CAMINANDO WITH JESUS: The Good Shepherd
Jesus said, “Very truly, I tell you, anyone who does not enter the sheepfold by the gate but climbs in by another way is a thief and a bandit. The one who enters by the gate is the shepherd of the sheep. The gatekeeper opens the gate for him, and the sheep hear his voice. He calls his own sheep by name and leads them out. When he has brought out all his own, he goes ahead of them, and the sheep follow him because they know his voice. They will not follow a stranger, but they will run from him because they do not know the voice of strangers.” Jesus used this figure of speech with them, but they did not understand what he was saying to them.
So again Jesus said to them, “Very truly, I tell you, I am the gate for the sheep. All who came before me are thieves and bandits; but the sheep did not listen to them. I am the gate. Whoever enters by me will be saved, and will come in and go out and find pasture. The thief comes only to steal and kill and destroy. I came that they may have life, and have it abundantly.”
- John 10:1-10
On my mother’s side of my family, I come from a long line of landless farm workers. My grandfather worked at the same farm from the time I was born until I was 14, so I got to know that piece of land well and came to love the animals he cared for. When I was about three or four years old, one of those animals became a particular friend. She may have had an official name, but I called her “the cookie sheep” after her favorite food. She must have been a very old ewe, or my grandfather would never have let me feed her cookies. As it was, he limited my offerings to once a week, on Friday afternoons.

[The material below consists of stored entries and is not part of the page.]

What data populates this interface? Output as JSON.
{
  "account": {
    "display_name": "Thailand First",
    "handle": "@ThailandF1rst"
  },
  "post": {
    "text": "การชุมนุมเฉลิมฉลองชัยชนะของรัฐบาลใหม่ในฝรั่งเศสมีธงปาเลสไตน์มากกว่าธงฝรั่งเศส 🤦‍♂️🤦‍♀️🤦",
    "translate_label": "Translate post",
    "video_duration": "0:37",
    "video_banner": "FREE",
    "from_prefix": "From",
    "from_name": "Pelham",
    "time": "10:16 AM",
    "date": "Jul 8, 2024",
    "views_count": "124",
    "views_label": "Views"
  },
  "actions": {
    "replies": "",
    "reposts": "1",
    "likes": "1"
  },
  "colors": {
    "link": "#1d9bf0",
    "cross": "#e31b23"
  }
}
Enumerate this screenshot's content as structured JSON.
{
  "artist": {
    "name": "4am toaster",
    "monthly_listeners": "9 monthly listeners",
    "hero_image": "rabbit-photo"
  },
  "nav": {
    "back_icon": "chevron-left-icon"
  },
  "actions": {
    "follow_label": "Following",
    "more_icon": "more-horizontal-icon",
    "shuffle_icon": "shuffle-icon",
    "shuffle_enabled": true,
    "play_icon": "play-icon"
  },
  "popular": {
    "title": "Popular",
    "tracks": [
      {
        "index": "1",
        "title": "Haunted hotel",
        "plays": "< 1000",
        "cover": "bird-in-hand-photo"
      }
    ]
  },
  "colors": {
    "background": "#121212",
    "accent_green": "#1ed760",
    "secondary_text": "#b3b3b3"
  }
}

You may not be surprised to hear that the cookie sheep very quickly learned to recognize my voice and would paw the bars of her pen excitedly as I approached. She would delicately take each cookie from my little hand, and when they were all gone she would lean her woolly head against me and let me rub her nose and ears until I left for dinner.
In due time, the cookie sheep passed on. I had been warned that she was old and couldn’t live forever, and yet—of course—I mourned her deeply. I think of her, all these decades later, when I reflect on Jesus the Good Shepherd, who knows each of us by name, whose voice Christians help each other recognize, and in whose footsteps we learn to follow, over time.
I don’t tell this story because I compare myself to the Good Shepherd; I’m not sure that having used cookies to condition a sheep to the sound of my voice would be an adequate basis for that comparison. What stays with me, instead, is the vulnerability that permeates the memory.
The vulnerability of the sheep, an animal with few natural defenses and many natural predators.
The vulnerability of a young child who needed her grandfather to guide her through a barn full of animals who could easily, if unintentionally, harm her.
And the vulnerability of all creatures to sickness, death and the sadness that accompanies any loss, no matter how timely.
Over the last few weeks, you and I have become even more aware than we were before of our own vulnerability and that of our neighbors, friends and families. We’re livestreaming and recording liturgies, holding Bible study by Zoom, praying by conference call and checking on each other by phone. We’re going without haircuts and shopping for groceries as infrequently as possible. All this, and more, to keep our neighbors and ourselves as safe and healthy as possible under these challenging circumstances.
And many of us, many of our siblings in Christ, are particularly vulnerable in this moment. Workers in essential sectors like agriculture, food processing and retail grocery; trucking and deliveries; medicine and pharmacy; cleaning. Tens of millions who have lost jobs and now must try to get by on unemployment payments that are really too small to support life. Neighbors—many of them children—who didn’t have everything they needed to live well even before this crisis; who have been made vulnerable by years, even generations, of being denied what others take for granted.
In the midst of so much suffering, our own and our neighbors’, Christians like you and me can help each other listen for the loving voice of our Good Shepherd. In a moment when so many voices are competing for our attention, we can remind each other to focus on the One whose voice we can always trust; who calls each of us by name; who walks ahead of us wherever we’re called to go, no matter how stony the road may be; and who promises that new life will rise out of death.
And we can remind each other that there’s no such thing as a lone sheep. Through our baptism into Jesus Christ’s life, death and resurrection, you and I are members of his Body; together, we’re members of his herd. We’re creatures who acknowledge human vulnerability in a world that’s always full of dangers, more so at some times than at others, and for some more than for others. We’re people who know we need to stick together, not to increase or enrich our herd at the expense of another, but to provide protection and sustenance to each member, and especially to those who need it most.
That’s what the first Christians in today’s reading from the Book of Acts were doing. They “spent much time together” in prayer, which you and I are currently having to do from our own homes. Like us, when they broke bread at home, they thanked God for what they had. And as so many of us are doing now, they shared their belongings with neighbors in need, as signs of their trust in God who had, more than once, fed God’s people in a time of famine.
That’s where their strength came from then; that’s where our strength comes from now: listening for the Good Shepherd, trusting that he is with us as we walk a path shadowed by death, and that he will lead us, together, into greener pastures.